# Verifiable Proof Spine: Receipts + Benchmarks

Compiled: 2025-12-01 (UTC)

## Why this matters
Move from “trust the scanner” to “prove every verdict.” Each finding and every “not affected” claim must carry cryptographic, replayable evidence that anyone can verify offline or online.
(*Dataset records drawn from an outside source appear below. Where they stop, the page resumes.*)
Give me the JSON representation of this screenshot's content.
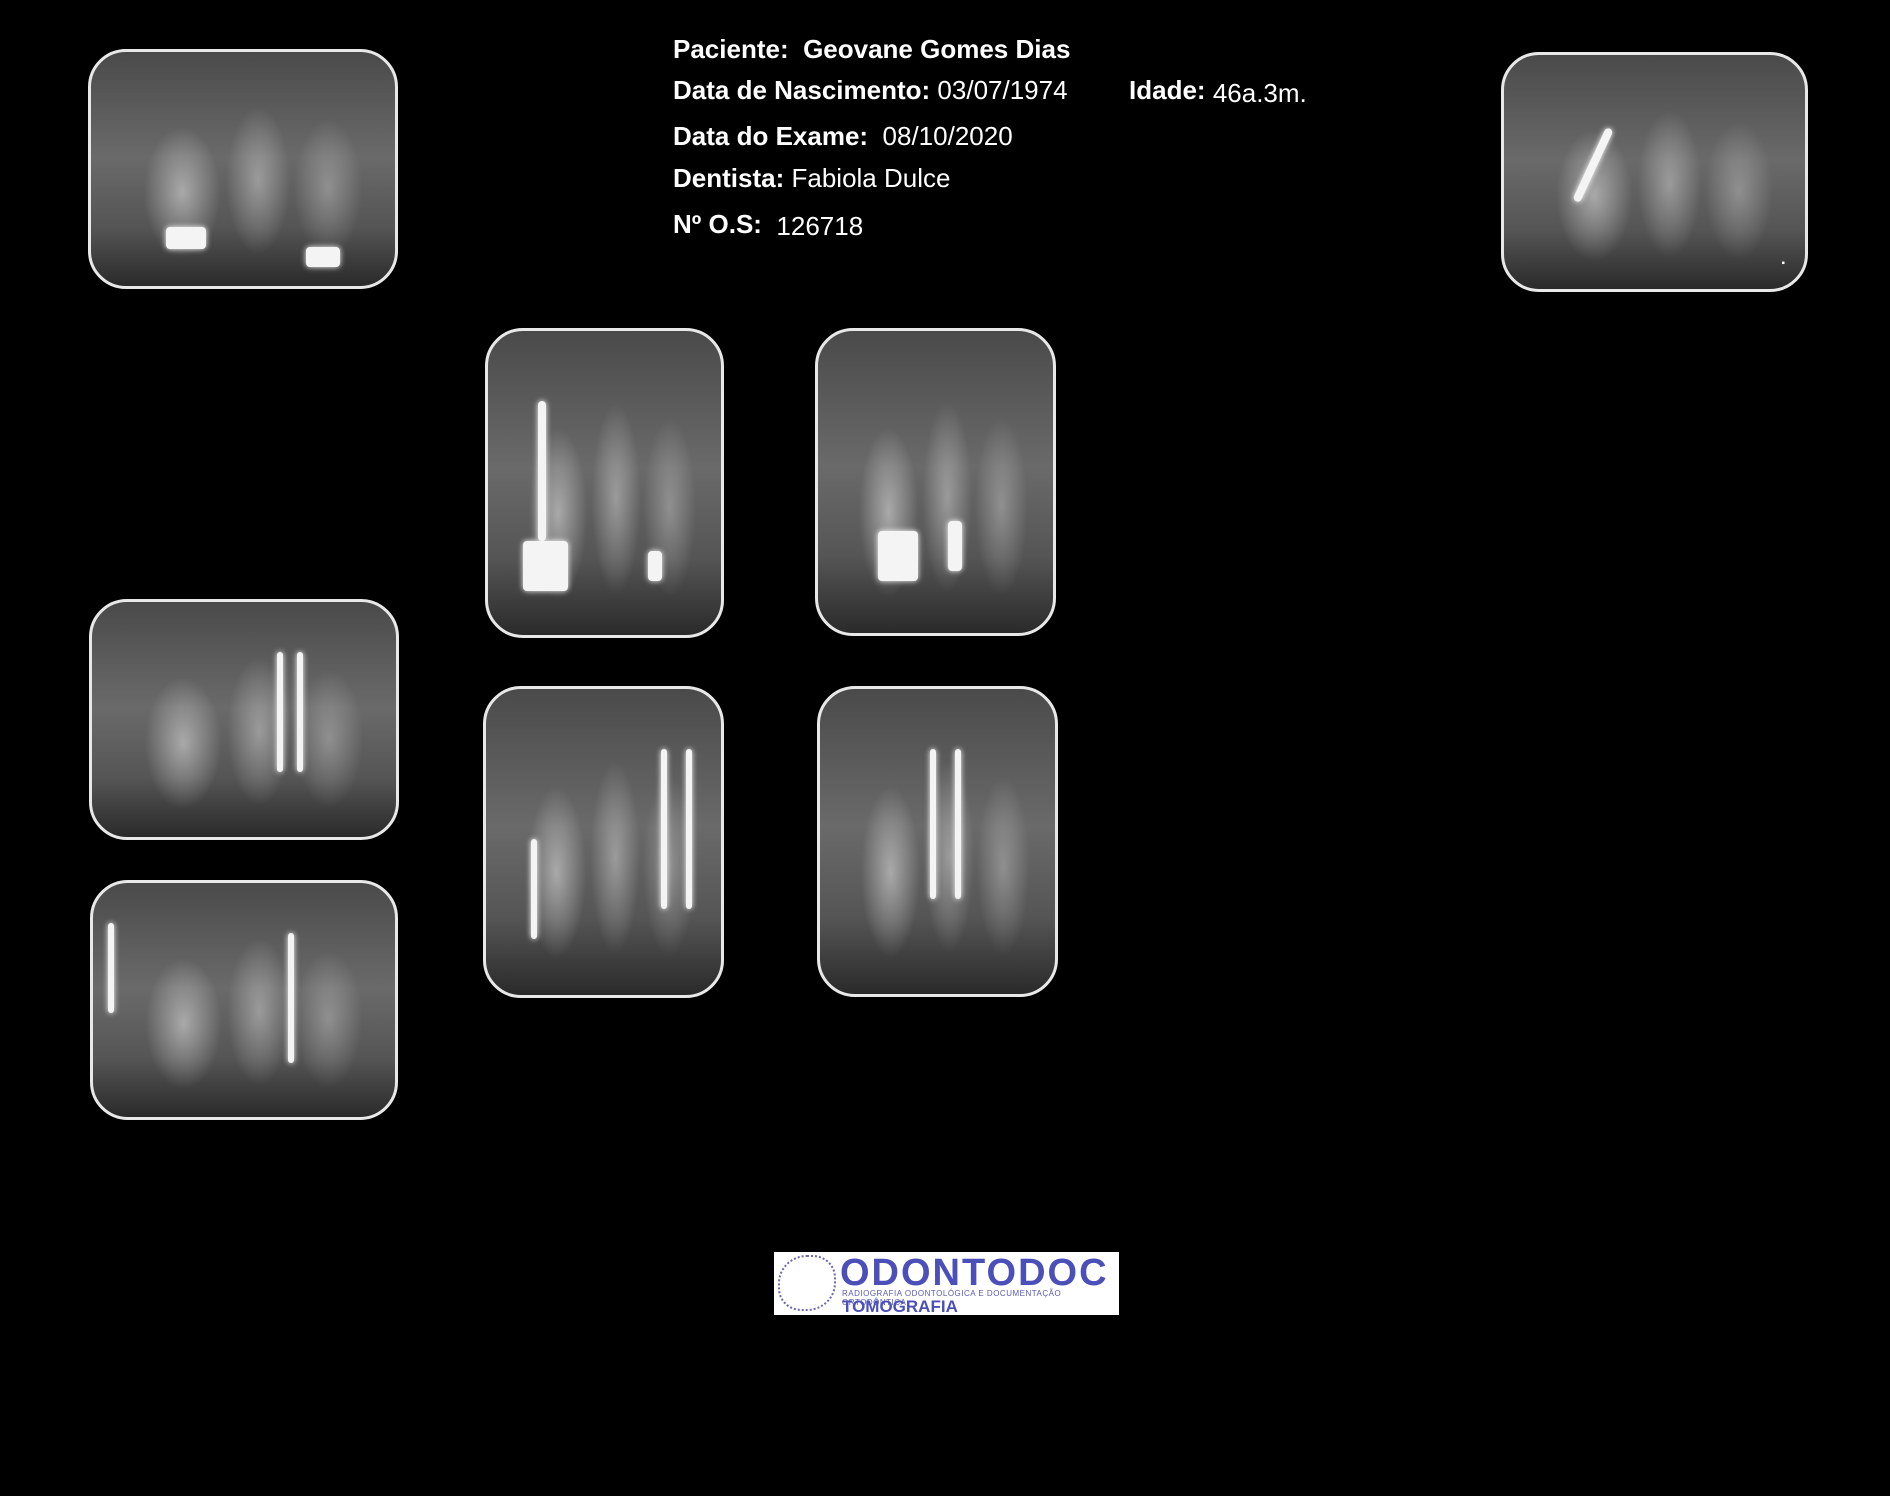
{
  "patient": {
    "name_label": "Paciente:",
    "name": "Geovane Gomes Dias",
    "birth_label": "Data de Nascimento:",
    "birth_date": "03/07/1974",
    "age_label": "Idade:",
    "age": "46a.3m.",
    "exam_label": "Data do Exame:",
    "exam_date": "08/10/2020",
    "dentist_label": "Dentista:",
    "dentist": "Fabiola Dulce",
    "os_label": "Nº O.S:",
    "os_number": "126718"
  },
  "radiographs": [
    {
      "id": "upper-right-posterior"
    },
    {
      "id": "upper-left-posterior"
    },
    {
      "id": "upper-anterior-right"
    },
    {
      "id": "upper-anterior-left"
    },
    {
      "id": "lower-right-molar"
    },
    {
      "id": "lower-right-premolar"
    },
    {
      "id": "lower-anterior-right"
    },
    {
      "id": "lower-anterior-left"
    }
  ],
  "logo": {
    "name": "ODONTODOC",
    "tagline": "RADIOGRAFIA ODONTOLÓGICA E DOCUMENTAÇÃO ORTODÔNTICA",
    "subtitle": "TOMOGRAFIA COMPUTADORIZADA"
  }
}
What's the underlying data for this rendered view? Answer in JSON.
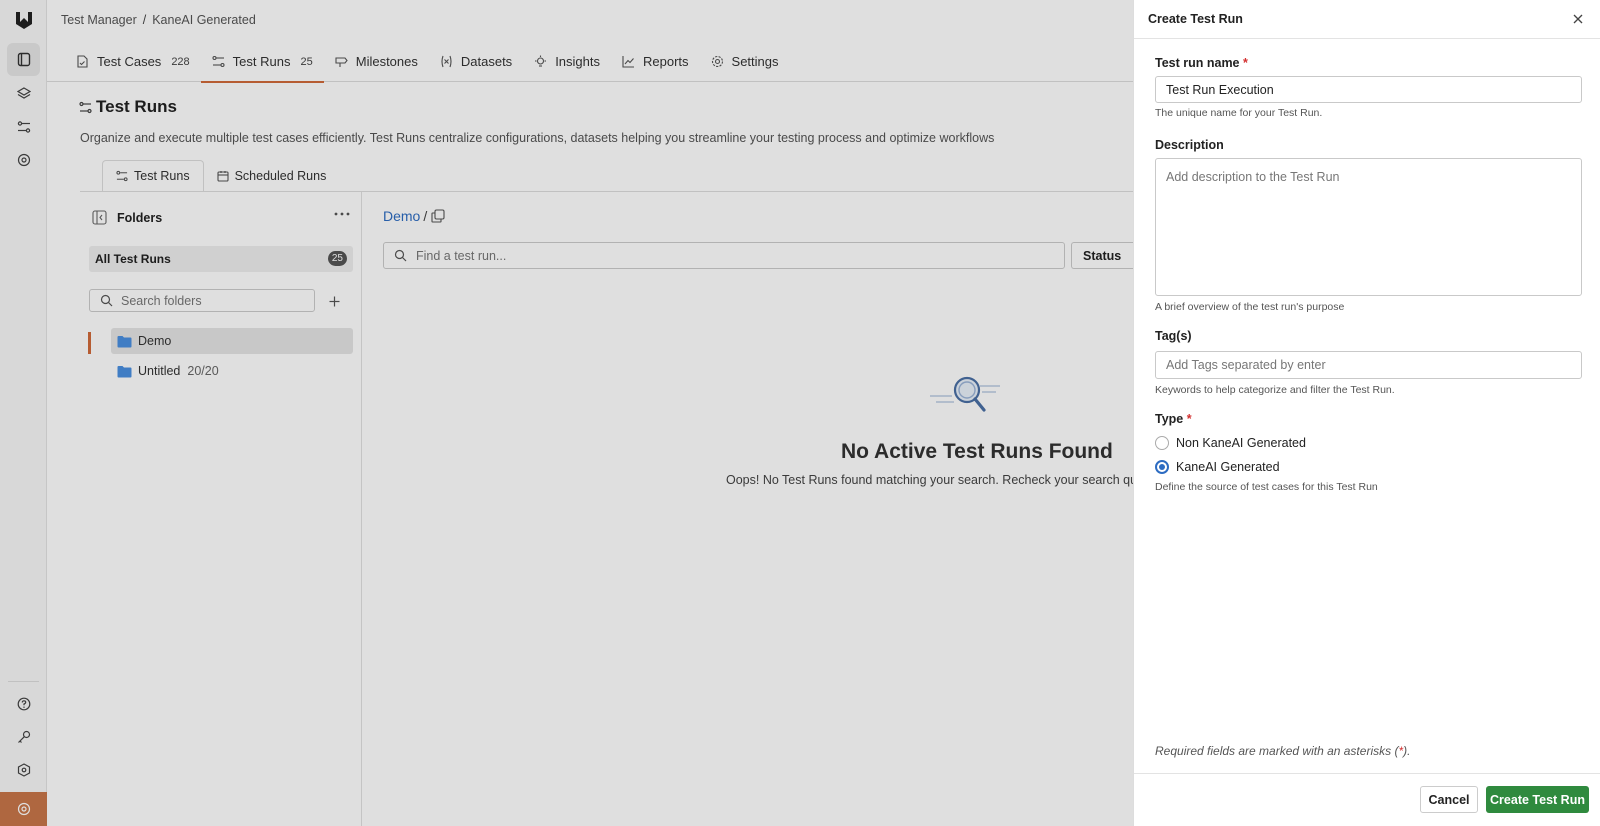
{
  "breadcrumb": {
    "root": "Test Manager",
    "separator": "/",
    "current": "KaneAI Generated"
  },
  "nav_tabs": [
    {
      "label": "Test Cases",
      "count": "228",
      "icon": "test-case-icon"
    },
    {
      "label": "Test Runs",
      "count": "25",
      "icon": "test-run-icon",
      "active": true
    },
    {
      "label": "Milestones",
      "icon": "milestone-icon"
    },
    {
      "label": "Datasets",
      "icon": "dataset-icon"
    },
    {
      "label": "Insights",
      "icon": "insights-icon"
    },
    {
      "label": "Reports",
      "icon": "reports-icon"
    },
    {
      "label": "Settings",
      "icon": "gear-icon"
    }
  ],
  "page": {
    "title": "Test Runs",
    "description": "Organize and execute multiple test cases efficiently. Test Runs centralize configurations, datasets helping you streamline your testing process and optimize workflows"
  },
  "sub_tabs": [
    {
      "label": "Test Runs",
      "active": true
    },
    {
      "label": "Scheduled Runs"
    }
  ],
  "folders": {
    "title": "Folders",
    "all_label": "All Test Runs",
    "all_count": "25",
    "search_placeholder": "Search folders",
    "items": [
      {
        "name": "Demo",
        "meta": "",
        "active": true
      },
      {
        "name": "Untitled",
        "meta": "20/20"
      }
    ]
  },
  "content": {
    "crumb": "Demo",
    "crumb_sep": "/",
    "search_placeholder": "Find a test run...",
    "status_label": "Status",
    "empty_title": "No Active Test Runs Found",
    "empty_desc": "Oops! No Test Runs found matching your search. Recheck your search query a"
  },
  "drawer": {
    "title": "Create Test Run",
    "name_label": "Test run name",
    "name_value": "Test Run Execution",
    "name_hint": "The unique name for your Test Run.",
    "desc_label": "Description",
    "desc_placeholder": "Add description to the Test Run",
    "desc_hint": "A brief overview of the test run's purpose",
    "tags_label": "Tag(s)",
    "tags_placeholder": "Add Tags separated by enter",
    "tags_hint": "Keywords to help categorize and filter the Test Run.",
    "type_label": "Type",
    "type_options": [
      {
        "label": "Non KaneAI Generated",
        "selected": false
      },
      {
        "label": "KaneAI Generated",
        "selected": true
      }
    ],
    "type_hint": "Define the source of test cases for this Test Run",
    "required_note_pre": "Required fields are marked with an asterisks (",
    "required_note_star": "*",
    "required_note_post": ").",
    "required_star": "*",
    "cancel_label": "Cancel",
    "create_label": "Create Test Run"
  },
  "colors": {
    "accent": "#d06a3a",
    "primary_button": "#2f8a3e",
    "link": "#2d6cc2",
    "required": "#d32f2f"
  }
}
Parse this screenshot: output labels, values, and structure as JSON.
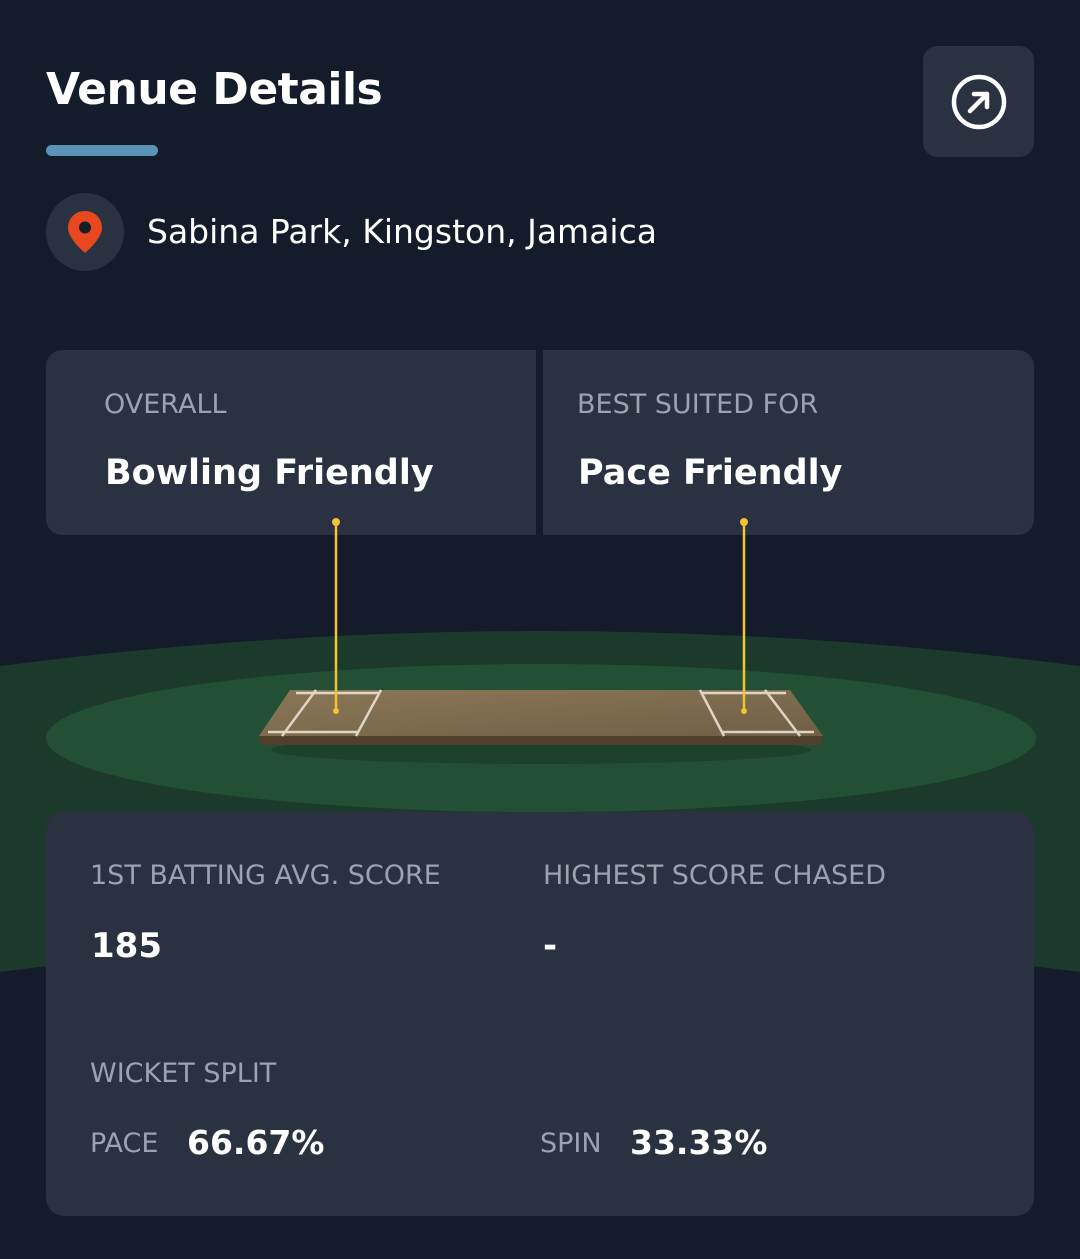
{
  "header": {
    "title": "Venue Details",
    "open_icon": "arrow-up-right-circle-icon"
  },
  "location": {
    "icon": "map-pin-icon",
    "pin_color": "#e8471f",
    "text": "Sabina Park, Kingston, Jamaica"
  },
  "summary": {
    "overall": {
      "label": "OVERALL",
      "value": "Bowling Friendly"
    },
    "best_suited": {
      "label": "BEST SUITED FOR",
      "value": "Pace Friendly"
    }
  },
  "stats": {
    "first_batting_avg": {
      "label": "1ST BATTING AVG. SCORE",
      "value": "185"
    },
    "highest_chased": {
      "label": "HIGHEST SCORE CHASED",
      "value": "-"
    },
    "wicket_split": {
      "label": "WICKET SPLIT",
      "pace_label": "PACE",
      "pace_value": "66.67%",
      "spin_label": "SPIN",
      "spin_value": "33.33%"
    }
  },
  "colors": {
    "background": "#141b2a",
    "card": "#2a3140",
    "accent_underline": "#5b93b8",
    "marker_line": "#f2c233",
    "field_outer": "#1c3a2c",
    "field_inner": "#235034"
  }
}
## Differentiators to build in
- **Graph Revision ID on every verdict**: stable Merkle root over SBOM nodes/edges, policies, feeds, scan params, and tool versions. Any data change → new graph hash → new revisioned verdicts; surface the ID in UI/API.
- **Machine-verifiable receipts (DSSE)**: emit a DSSE-wrapped in-toto statement per verdict (predicate `stellaops.dev/verdict@v1`) including graphRevisionId, artifact digests, rule id/version, inputs, and timestamps; sign with Authority keys (offline mode supported) and keep receipts queryable/exportable; mirror to Rekor-compatible ledger when online.
- **Reachability evidence**: attach call-stack slices (entry→sink, symbols, file:line) for code-level cases; for binaries, include symbol presence proofs (bitmap/offsets) hashed and referenced from DSSE payloads.
- **Deterministic replay manifests**: publish `replay.manifest.json` with inputs, feeds, rule/tool/container digests so auditors can recompute the same graph hash and verdicts offline.

## Benchmarks to publish (headline KPIs)
- **False-positive reduction vs baseline scanners**: run public corpus across 3–4 popular scanners; label ground truth once; report mean and p95 FP reduction.
- **Proof coverage**: percentage of findings/VEX items carrying valid DSSE receipts; break out reachable vs unreachable and “not affected.”
- **Triage time saved**: analyst minutes from alert to final disposition with receipts visible vs hidden; publish p50/p95 deltas.
- **Determinism stability**: re-run identical scans across nodes; publish % identical graph hashes and explain drift causes when different.

## Minimal implementation plan (week-by-week)
- **Week 1 – Primitives**: add Graph Revision ID generator in scanner.webservice (Merkle over normalized SBOM+edges+policies+toolVersions); define `VerdictReceipt` schema (protobuf/JSON) and DSSE envelope types.
- **Week 2 – Signing + storage**: wire DSSE signing via Authority with offline key support/rotation; persist receipts in `Receipts` table keyed by (graphRevisionId, verdictId); enable JSONL export and ledger mirror.
- **Week 3 – Reachability proofs**: capture call-stack slices in reachability engine; serialize and hash; add binary symbol proof module (ELF/PE bitmap + digest) and reference from receipts.
- **Week 4 – Replay + UX**: emit replay.manifest per scan (inputs, tool digests); UI shows “Verified” badge, graph hash, signature issuer, and one-click “Copy receipt”; API: `GET /verdicts/{id}/receipt`, `GET /graphs/{rev}/replay`.
- **Week 5 – Benchmarks harness**: create `bench/` fixtures and runner with baseline scanner adapters, ground-truth labels, metrics export for FP%, proof coverage, triage time capture hooks.

## Developer guardrails (non-negotiable)
- **No receipt, no ship**: any surfaced verdict must carry a DSSE receipt; fail closed otherwise.
- **Schema freeze windows**: changes to rule inputs or policy logic must bump rule version and therefore graph hash.
- **Replay-first CI**: PRs touching scanning/rules must pass a replay test that reproduces prior graph hashes on gold fixtures.
- **Clock safety**: use monotonic time for receipts; include UTC wall-time separately.

## What to show buyers/auditors
- Audit kit: sample container + receipts + replay manifest + one command to reproduce the same graph hash.
- One-page benchmark readout: FP reduction, proof coverage, triage time saved (p50/p95), corpus description.

## Optional follow-ons
- Provide DSSE predicate schema, Postgres DDL for `Receipts` and `Graphs`, and a minimal .NET verification CLI (`stellaops-verify`) that replays a manifest and validates signatures.